🤖 AI Summary
This study addresses the τ-bounded density edge deletion problem (τ-BDED), which seeks to remove the minimum number of edges from a graph so that the density of every subgraph does not exceed a given threshold τ. The authors establish the first complete complexity dichotomy for this problem with respect to τ: it is polynomial-time solvable when 2τ is an integer or τ < 2/3, and NP-hard otherwise. For integer τ, they design a randomized algorithm running in near-linear time, O(m^{1+o(1)}). Moreover, the problem is shown to be fixed-parameter tractable when parameterized by treewidth. Their approach integrates tools from graph theory, parameterized algorithms, max s-t flow, and general factor theory, revealing a novel connection between flow and matching variants.
📝 Abstract
We study $\tau$-Bounded-Density Edge Deletion ($\tau$-BDED), where given an undirected graph $G$, the task is to remove as few edges as possible to obtain a graph $G'$ where no subgraph of $G'$ has density more than $\tau$. The density of a (sub)graph is the number of edges divided by the number of vertices. This problem was recently introduced and shown to be NP-hard for $\tau \in \{2/3, 3/4, 1 + 1/25\}$, but polynomial-time solvable for $\tau \in \{0,1/2,1\}$ [Bazgan et al., JCSS 2025]. We provide a complete dichotomy with respect to the target density $\tau$: 1. If $2\tau \in \mathbb{N}$ (half-integral target density) or $\tau<2/3$, then $\tau$-BDED is polynomial-time solvable. 2. Otherwise, $\tau$-BDED is NP-hard.
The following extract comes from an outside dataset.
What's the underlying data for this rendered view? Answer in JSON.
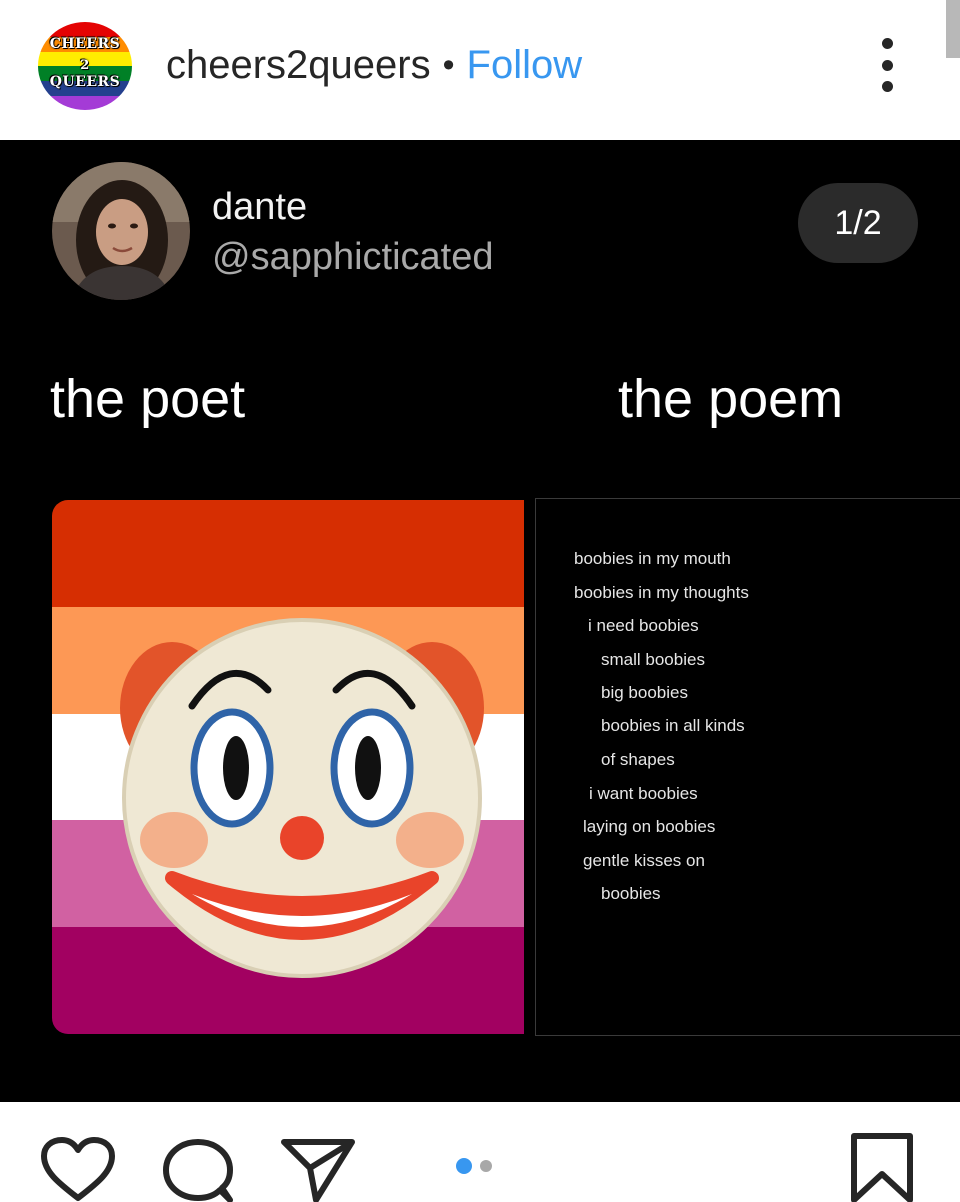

We complement the NP-hardness with fixed-parameter tractability with respect to the treewidth of $G$. Moreover, for integral target density $\tau \in \mathbb{N}$, we show $\tau$-BDED to be solvable in randomized $O(m^{1 + o(1)})$ time. Our algorithmic results are based on a reduction to a new general flow problem on restricted networks that, depending on $\tau$, can be solved via Maximum s-t-Flow or General Factors. We believe this connection between these variants of flow and matching to be of independent interest.